# Aluminum cars!!!!!!



## flyernut (Oct 31, 2010)

Thought that would get ya attention... I just picked up a beautiful LIONEL,(?), Santa Fe train set with the A-B-A configuration, and 4 aluminum cars, and a 3 car Budd set, also all aluminum, also Lionel.... I'm putting on ebay a huge collection of O scale trains, some never came out of the box. Lots of MTH and Lionel..As I get some free time, I'll post a few pix. I know this isn't supposed to be here in s scale, but I consider this place my home, and just wanted to share with you guys.:smilie_daumenpos:


----------



## Nuttin But Flyer (Dec 19, 2011)

So these are all O-scale items you are parting with??


----------



## flyernut (Oct 31, 2010)

Nuttin But Flyer said:


> So these are all O-scale items you are parting with??

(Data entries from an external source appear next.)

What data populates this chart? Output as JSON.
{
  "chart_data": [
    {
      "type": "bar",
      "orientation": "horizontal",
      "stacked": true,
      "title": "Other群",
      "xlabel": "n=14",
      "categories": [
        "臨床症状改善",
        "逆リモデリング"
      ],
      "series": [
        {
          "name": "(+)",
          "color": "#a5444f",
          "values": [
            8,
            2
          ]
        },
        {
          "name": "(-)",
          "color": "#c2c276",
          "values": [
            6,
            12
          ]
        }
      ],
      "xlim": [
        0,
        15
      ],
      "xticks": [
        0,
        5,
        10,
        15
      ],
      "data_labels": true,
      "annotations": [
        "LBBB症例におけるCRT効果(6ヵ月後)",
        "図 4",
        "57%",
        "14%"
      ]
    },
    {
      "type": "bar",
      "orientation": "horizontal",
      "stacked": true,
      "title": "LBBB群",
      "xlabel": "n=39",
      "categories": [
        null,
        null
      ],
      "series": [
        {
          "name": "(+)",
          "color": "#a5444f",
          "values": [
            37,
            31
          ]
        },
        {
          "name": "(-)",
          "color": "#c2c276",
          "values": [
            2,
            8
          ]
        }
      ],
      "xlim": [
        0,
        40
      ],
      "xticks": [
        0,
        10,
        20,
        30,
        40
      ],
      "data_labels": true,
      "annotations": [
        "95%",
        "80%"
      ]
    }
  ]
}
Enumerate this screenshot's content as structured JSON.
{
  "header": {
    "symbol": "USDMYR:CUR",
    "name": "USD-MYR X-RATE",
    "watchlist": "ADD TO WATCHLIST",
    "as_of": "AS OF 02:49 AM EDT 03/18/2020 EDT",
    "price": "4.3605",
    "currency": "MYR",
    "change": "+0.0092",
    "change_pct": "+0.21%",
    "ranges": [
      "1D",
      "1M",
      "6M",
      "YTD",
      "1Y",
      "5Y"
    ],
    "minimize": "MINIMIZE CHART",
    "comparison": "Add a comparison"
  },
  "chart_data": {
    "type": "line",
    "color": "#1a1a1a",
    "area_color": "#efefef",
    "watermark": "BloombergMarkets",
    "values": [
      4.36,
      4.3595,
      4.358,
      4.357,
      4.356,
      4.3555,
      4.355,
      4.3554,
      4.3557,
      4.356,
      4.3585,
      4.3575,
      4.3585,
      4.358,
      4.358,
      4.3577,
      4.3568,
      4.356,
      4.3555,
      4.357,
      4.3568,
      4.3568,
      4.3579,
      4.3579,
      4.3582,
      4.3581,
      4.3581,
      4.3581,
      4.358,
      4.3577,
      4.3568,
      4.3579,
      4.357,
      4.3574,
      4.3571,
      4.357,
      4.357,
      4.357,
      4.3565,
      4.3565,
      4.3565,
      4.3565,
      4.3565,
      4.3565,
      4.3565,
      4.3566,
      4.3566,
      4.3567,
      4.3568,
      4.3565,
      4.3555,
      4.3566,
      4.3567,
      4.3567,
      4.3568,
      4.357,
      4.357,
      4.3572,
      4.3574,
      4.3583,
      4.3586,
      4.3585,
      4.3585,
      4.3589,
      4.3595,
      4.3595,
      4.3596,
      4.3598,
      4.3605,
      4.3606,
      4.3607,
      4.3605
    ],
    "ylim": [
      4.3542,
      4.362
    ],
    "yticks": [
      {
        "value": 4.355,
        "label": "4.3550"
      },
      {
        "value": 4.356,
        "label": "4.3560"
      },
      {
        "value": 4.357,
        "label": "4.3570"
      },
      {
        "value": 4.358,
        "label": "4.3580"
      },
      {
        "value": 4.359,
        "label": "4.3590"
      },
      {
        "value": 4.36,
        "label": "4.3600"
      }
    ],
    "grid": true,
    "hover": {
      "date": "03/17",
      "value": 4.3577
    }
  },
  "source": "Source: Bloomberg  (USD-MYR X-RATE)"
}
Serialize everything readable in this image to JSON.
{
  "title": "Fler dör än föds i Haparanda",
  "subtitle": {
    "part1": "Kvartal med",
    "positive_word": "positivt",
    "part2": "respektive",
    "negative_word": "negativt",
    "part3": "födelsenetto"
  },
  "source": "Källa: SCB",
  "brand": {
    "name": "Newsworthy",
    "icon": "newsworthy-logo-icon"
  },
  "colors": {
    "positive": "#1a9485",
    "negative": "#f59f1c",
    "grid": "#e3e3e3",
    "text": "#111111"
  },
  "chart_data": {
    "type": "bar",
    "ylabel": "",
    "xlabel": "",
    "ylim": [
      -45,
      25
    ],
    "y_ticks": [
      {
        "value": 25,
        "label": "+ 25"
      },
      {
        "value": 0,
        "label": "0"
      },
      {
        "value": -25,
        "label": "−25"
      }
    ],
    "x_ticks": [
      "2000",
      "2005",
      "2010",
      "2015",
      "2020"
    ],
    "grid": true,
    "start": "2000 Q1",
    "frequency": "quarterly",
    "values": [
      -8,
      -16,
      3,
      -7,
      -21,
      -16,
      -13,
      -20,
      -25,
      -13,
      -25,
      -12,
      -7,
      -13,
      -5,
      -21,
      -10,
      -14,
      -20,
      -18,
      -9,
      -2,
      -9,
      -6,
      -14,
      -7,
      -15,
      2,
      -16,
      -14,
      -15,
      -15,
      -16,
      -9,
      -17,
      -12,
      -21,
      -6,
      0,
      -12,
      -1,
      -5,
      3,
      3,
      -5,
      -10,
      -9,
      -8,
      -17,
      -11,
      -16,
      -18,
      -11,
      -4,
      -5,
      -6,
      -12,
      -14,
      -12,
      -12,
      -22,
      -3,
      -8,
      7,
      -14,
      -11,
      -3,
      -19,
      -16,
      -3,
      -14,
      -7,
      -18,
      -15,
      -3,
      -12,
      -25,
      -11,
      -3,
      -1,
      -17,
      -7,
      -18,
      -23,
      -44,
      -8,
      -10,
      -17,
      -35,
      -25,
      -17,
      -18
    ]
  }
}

Yes, all o scale, in boxes, some of the boxes are torn.


----------



## Patrick1544 (Apr 27, 2013)

What's you ebay screen name?


----------



## flyernut (Oct 31, 2010)

Patrick1544 said:


> What's you ebay screen name?


dokks6t9. I have approx 12 items on there now, all O scale, all MTH. I'll be putting Lionel engines , rolling stock, and MTH engines on very soon.


----------



## Kwikster (Feb 22, 2012)

:ttiwwop:

I had to  sounds like some cool stuff.

Carl


----------